Newsletter Winter 2007

For another year, our eyes have searched the horizon for rain, and we talk of millimetres like we used to talk about inches. Whilst the 2005 spring brought lucky November rains, 2006 was not so generous. Vignerons now watch their vines stunted from over three years on virtually irrigation alone, a life support system which can only continue with rain as well, to replenish the soil reserves and rivers with fresh water, as the bores get saltier.

However, the drought can make us look on the bright side… Small canopies and little bunches will lead to better wine, as they said in the old days… Small yields will reduce the wine surplus, so that wine will be worth the cost of production, also as it was in the old days… A major part of farming work is to simply stay positive, and we are lucky, as for other farmers, this drought was too hard.

As vignerons we have an advantage, as we are producers of wine in a land of wine lovers. Our business is the art of living well with fine wine – not commodity production. Of course, fortunes will never be made, but we soon realise that friends are worth far more. Friends are the ones we need to thank for making 2006 a good year.

Starting at home, our family and friends on the farm, who we see daily or weekly, as we battle on together with our “irritation” system (irrigation), our animals, our machinery, and our paperwork… We all find it hard, trying to make a living from the land, and to do it sustainably and organically. We don’t always agree on things, but we always end up moving forward.

Then we should thank our neighbourly friends who make our wine, and our local vigneron friends, who share the struggles of growing and the work of promoting Cowra region wine – the best kept secret in the Central Ranges!

We thank our local friends– the people of Canowindra who look after our health, who keep our systems going, who prune our vines and bottle our olives. They provide food and entertainment, they inspire us with their art and their festivities, their yarns and their good faith. They drink our wine because its local – and therefore must be good.

Beyond Canowindra, we thank our friends on the front line in the “war of wine”. Whilst the multinationals take over production, distribution and retail, we thank the independent bottle shop managers and restauranteurs who support the little guys like us. Like us, the independent shops are endangered, constantly being squeezed by the cheap commodity grog of the “liquor ands”, big brands and cheap binge drinks such as alcoholised soft drinks. Its now a luxury to be able to call a shop and speak to an owner or an executive manager – people who know their local customers, know their small brands and have the power to bring them together. Yes, you can stop “the Walmart”, just buy organic wine from your friends at the “local bottle~o”.

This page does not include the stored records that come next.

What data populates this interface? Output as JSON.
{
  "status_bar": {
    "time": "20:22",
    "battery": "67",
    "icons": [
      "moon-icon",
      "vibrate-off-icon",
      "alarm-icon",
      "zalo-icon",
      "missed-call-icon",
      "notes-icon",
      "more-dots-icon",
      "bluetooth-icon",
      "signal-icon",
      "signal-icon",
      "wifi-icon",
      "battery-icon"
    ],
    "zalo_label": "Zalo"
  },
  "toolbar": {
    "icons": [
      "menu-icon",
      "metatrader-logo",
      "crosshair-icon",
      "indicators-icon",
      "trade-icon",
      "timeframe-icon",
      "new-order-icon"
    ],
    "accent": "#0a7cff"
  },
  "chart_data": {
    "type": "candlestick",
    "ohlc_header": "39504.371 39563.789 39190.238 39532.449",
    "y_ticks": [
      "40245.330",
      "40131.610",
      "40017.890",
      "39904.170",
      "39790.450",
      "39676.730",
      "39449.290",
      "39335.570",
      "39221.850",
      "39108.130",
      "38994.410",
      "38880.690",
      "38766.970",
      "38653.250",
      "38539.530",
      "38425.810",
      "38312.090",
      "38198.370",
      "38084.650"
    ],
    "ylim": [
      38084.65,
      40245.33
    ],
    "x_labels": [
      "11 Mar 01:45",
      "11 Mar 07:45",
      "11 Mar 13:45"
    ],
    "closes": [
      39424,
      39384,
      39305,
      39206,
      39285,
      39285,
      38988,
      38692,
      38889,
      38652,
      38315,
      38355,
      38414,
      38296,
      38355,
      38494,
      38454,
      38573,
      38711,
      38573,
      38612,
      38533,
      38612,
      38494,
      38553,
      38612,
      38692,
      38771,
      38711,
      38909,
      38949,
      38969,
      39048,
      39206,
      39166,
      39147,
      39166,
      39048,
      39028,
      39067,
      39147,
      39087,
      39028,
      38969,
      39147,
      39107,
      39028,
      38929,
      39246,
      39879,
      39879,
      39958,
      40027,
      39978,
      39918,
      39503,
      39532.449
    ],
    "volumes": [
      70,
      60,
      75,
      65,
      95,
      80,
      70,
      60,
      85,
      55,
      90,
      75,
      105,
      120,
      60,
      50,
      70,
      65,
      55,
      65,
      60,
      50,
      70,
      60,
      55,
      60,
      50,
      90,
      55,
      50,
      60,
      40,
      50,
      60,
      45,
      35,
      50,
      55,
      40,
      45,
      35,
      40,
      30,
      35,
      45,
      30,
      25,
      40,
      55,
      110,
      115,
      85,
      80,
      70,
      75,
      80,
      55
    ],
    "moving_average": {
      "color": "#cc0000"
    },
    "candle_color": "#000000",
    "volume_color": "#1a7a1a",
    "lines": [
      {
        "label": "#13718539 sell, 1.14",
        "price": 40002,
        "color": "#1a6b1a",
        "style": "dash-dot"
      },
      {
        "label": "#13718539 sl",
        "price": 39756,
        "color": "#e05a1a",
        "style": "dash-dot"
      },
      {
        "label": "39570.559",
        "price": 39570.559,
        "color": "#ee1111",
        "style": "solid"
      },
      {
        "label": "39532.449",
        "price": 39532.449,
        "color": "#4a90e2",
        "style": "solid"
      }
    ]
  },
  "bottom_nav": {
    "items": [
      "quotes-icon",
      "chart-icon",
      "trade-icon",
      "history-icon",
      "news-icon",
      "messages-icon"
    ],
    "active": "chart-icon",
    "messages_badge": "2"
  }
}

Which leads us to our friends from afar, who share our battle from other angles. We thank the environmentalists who now drink organic wine from the Nature Conservation Council… The charity workers from Amnesty to the Suicide Prevention Centre who raise money with family grown organic wine, not mass produced wine… The writers and artists, event managers and publishers, “foodies” and “winos” who want to change the way we appreciate the world, eachother, and our food and wine… Thanks to the young musicians who sound so good they actually make our food and wine taste better, and to all in the diverse and spirited organic movement, whichever faction of it you are in. We thank all of you for rejecting apathy and giving hope and meaning to a corporate world focused on production and consumption.

Why say thanks so much in a simple newsletter? Because when the rain doesn’t come, you realise that there are few things you can rely on in life, but friends are one of them. So when the vintage arrives (early again), we hope to have lots of friends to share it with. We hope that you will feel free to look us up if you ever are in the area.

We hope this newsletter isn’t too melancholic… We do of course see ourselves lucky to have been spared from the frost and bushfires. We are certainly luckier than many poor vignerons in the Coonawarra, Ritherglen, King Valley and southern Victoria, who have suffered greatly this year.

Lastly, as a family we have also been blessed, with the birth of Molly Statham, to Sam and Simone, in October 2006. There are now four generations on the farm, with Dolly and Jurg setting an example to us of positive attitude in the trying times of old age.